Мальчиком меня с няней отправляли в деревню в купе второго класса. Едва поезд трогался, я прилипал к окну, пялил глаза на паровозы, стрелки, семафоры — на весь этот дымящий, гудящий, громыхающий, перекликающийся свистками и рожками, играющий огоньками чудесный железнодорожный мир. Любовь к нему жива во мне до сих пор. За мчащимся на всех парах паровозом, с его сверкающими в смазанном сиянии энергичными поршнями, я и сейчас слежу с упоением. Для меня в нем — воплощение механической работы, одушевленной живым усилием. Несравненно мощнейшие электровозы оставляют меня равнодушным.
Во всех мелочах помню первое самостоятельное путешествие по железной дороге. Я ехал без провожатого, порученный присмотру хмурого кондуктора. На станции, где мой вагон прицепляли к другому поезду и надо было ждать три часа, я решился проникнуть в станционный ресторан и сесть за столик. С волнением и опаской следил я, как официант снисходительно ставит передо мной стакан теплого какао. Хотя я несколько раз проверял серебро и медяки в портмоне, прежде чем отважиться на такой взрослый поступок, было страшно: вдруг недостанет денег расплатиться?
На станцию уездного городка за мной высылали легкую пролетку или тарантас, запряженный парой вороных лошадей.
— Бобер! Это Бобер! — кричал я, еще издали узнав статного коренника с волнистой гривой и строптивым глазом. И бежал навстречу экипажу, тронувшемуся к крыльцу станции от коновязи возле тенистого скверика.

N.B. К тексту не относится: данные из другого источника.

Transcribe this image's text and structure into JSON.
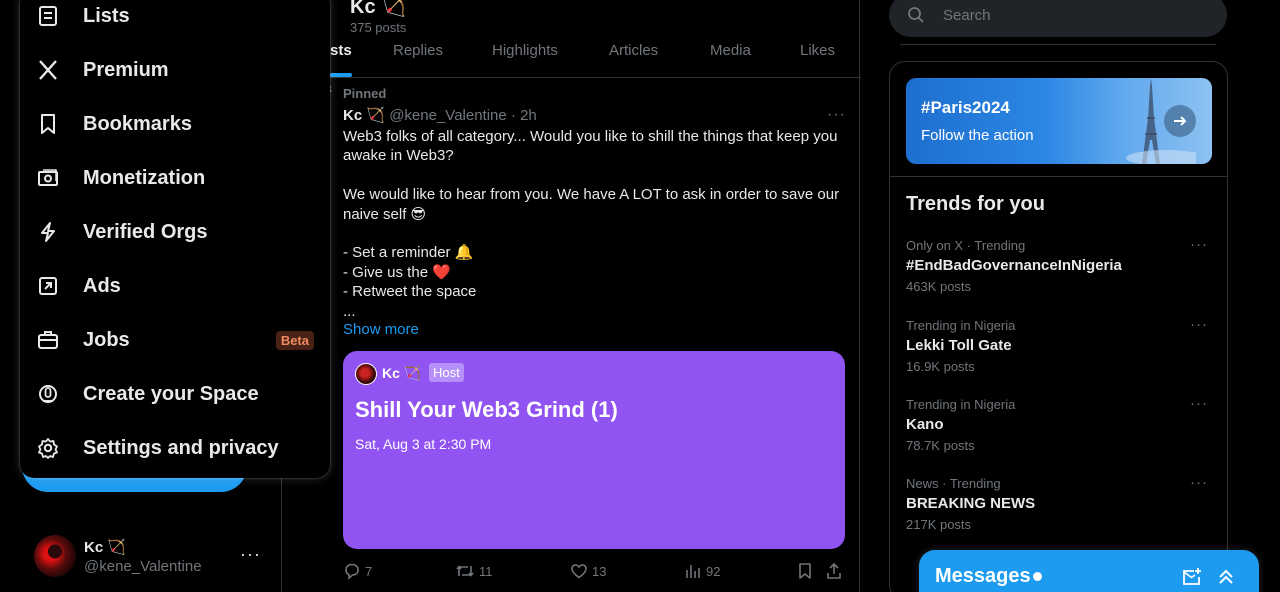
{
  "menu": {
    "items": [
      {
        "label": "Lists",
        "icon": "list-icon"
      },
      {
        "label": "Premium",
        "icon": "x-logo-icon"
      },
      {
        "label": "Bookmarks",
        "icon": "bookmark-icon"
      },
      {
        "label": "Monetization",
        "icon": "monetization-icon"
      },
      {
        "label": "Verified Orgs",
        "icon": "lightning-icon"
      },
      {
        "label": "Ads",
        "icon": "ads-icon"
      },
      {
        "label": "Jobs",
        "icon": "briefcase-icon",
        "badge": "Beta"
      },
      {
        "label": "Create your Space",
        "icon": "microphone-icon"
      },
      {
        "label": "Settings and privacy",
        "icon": "gear-icon"
      }
    ]
  },
  "account": {
    "name": "Kc 🏹",
    "handle": "@kene_Valentine",
    "more": "···"
  },
  "profile": {
    "name": "Kc 🏹",
    "post_count": "375 posts"
  },
  "tabs": {
    "items": [
      "Posts",
      "Replies",
      "Highlights",
      "Articles",
      "Media",
      "Likes"
    ],
    "visible_active": "sts"
  },
  "post": {
    "pinned_label": "Pinned",
    "author": "Kc 🏹",
    "handle_time": "@kene_Valentine · 2h",
    "body": "Web3 folks of all category... Would you like to shill the things that keep you awake in Web3?\n\nWe would like to hear from you. We have A LOT to ask in order to save our naive self 😎\n\n- Set a reminder 🔔\n- Give us the ❤️\n- Retweet the space\n...",
    "show_more": "Show more",
    "more": "···",
    "space": {
      "host_name": "Kc 🏹",
      "host_badge": "Host",
      "title": "Shill Your Web3 Grind (1)",
      "date": "Sat, Aug 3 at 2:30 PM",
      "color": "#9154f2"
    },
    "stats": {
      "replies": "7",
      "reposts": "11",
      "likes": "13",
      "views": "92"
    }
  },
  "search": {
    "placeholder": "Search"
  },
  "event": {
    "title": "#Paris2024",
    "subtitle": "Follow the action"
  },
  "trends": {
    "title": "Trends for you",
    "items": [
      {
        "meta": "Only on X · Trending",
        "name": "#EndBadGovernanceInNigeria",
        "count": "463K posts"
      },
      {
        "meta": "Trending in Nigeria",
        "name": "Lekki Toll Gate",
        "count": "16.9K posts"
      },
      {
        "meta": "Trending in Nigeria",
        "name": "Kano",
        "count": "78.7K posts"
      },
      {
        "meta": "News · Trending",
        "name": "BREAKING NEWS",
        "count": "217K posts"
      }
    ]
  },
  "messages": {
    "title": "Messages"
  },
  "colors": {
    "accent": "#1d9bf0",
    "background": "#000000",
    "space_card": "#9154f2",
    "beta_badge": "#4a2115"
  }
}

Кучер Арсений, с жидкой бородкой клинышком, грустными глазами на худом лице, в картузе и плисовой безрукавке поверх яркой рубахи, встречал неизменно ласково:
— Ишь какой подрос в Питере! Ты, барчук, так-то и меня скоро перерастешь…
Перерасти его было нехитро — Арсений мал ростом, тщедушен, часто болел. Так что еще до войны в один из весенних приездов я увидел на козлах вместо него дородного чернобородого Тимофея: минувшей осенью Арсений приказал долго жить.
Зимой я сильно ленился, и летом приходилось заниматься с репетитором. И это под неусыпным контролем. Может, оттого я так невзлюбил математику, что решать задачи и заучивать теоремы приходилось, сидя у распахнутого окна мезонина. А оттуда открывался вид на парк, дорожку к купальне, крыши конюшни с верховым коньком Глазком… Манили наружу щебет птиц, детские крики, вся звенящая и радостная ярь летнего знойного дня. Зато с обеда до вечера можно было делать, что хочешь. И месяцы житья в Давыдове запомнились, как пора самая вольготная и счастливая за все прожитые годы.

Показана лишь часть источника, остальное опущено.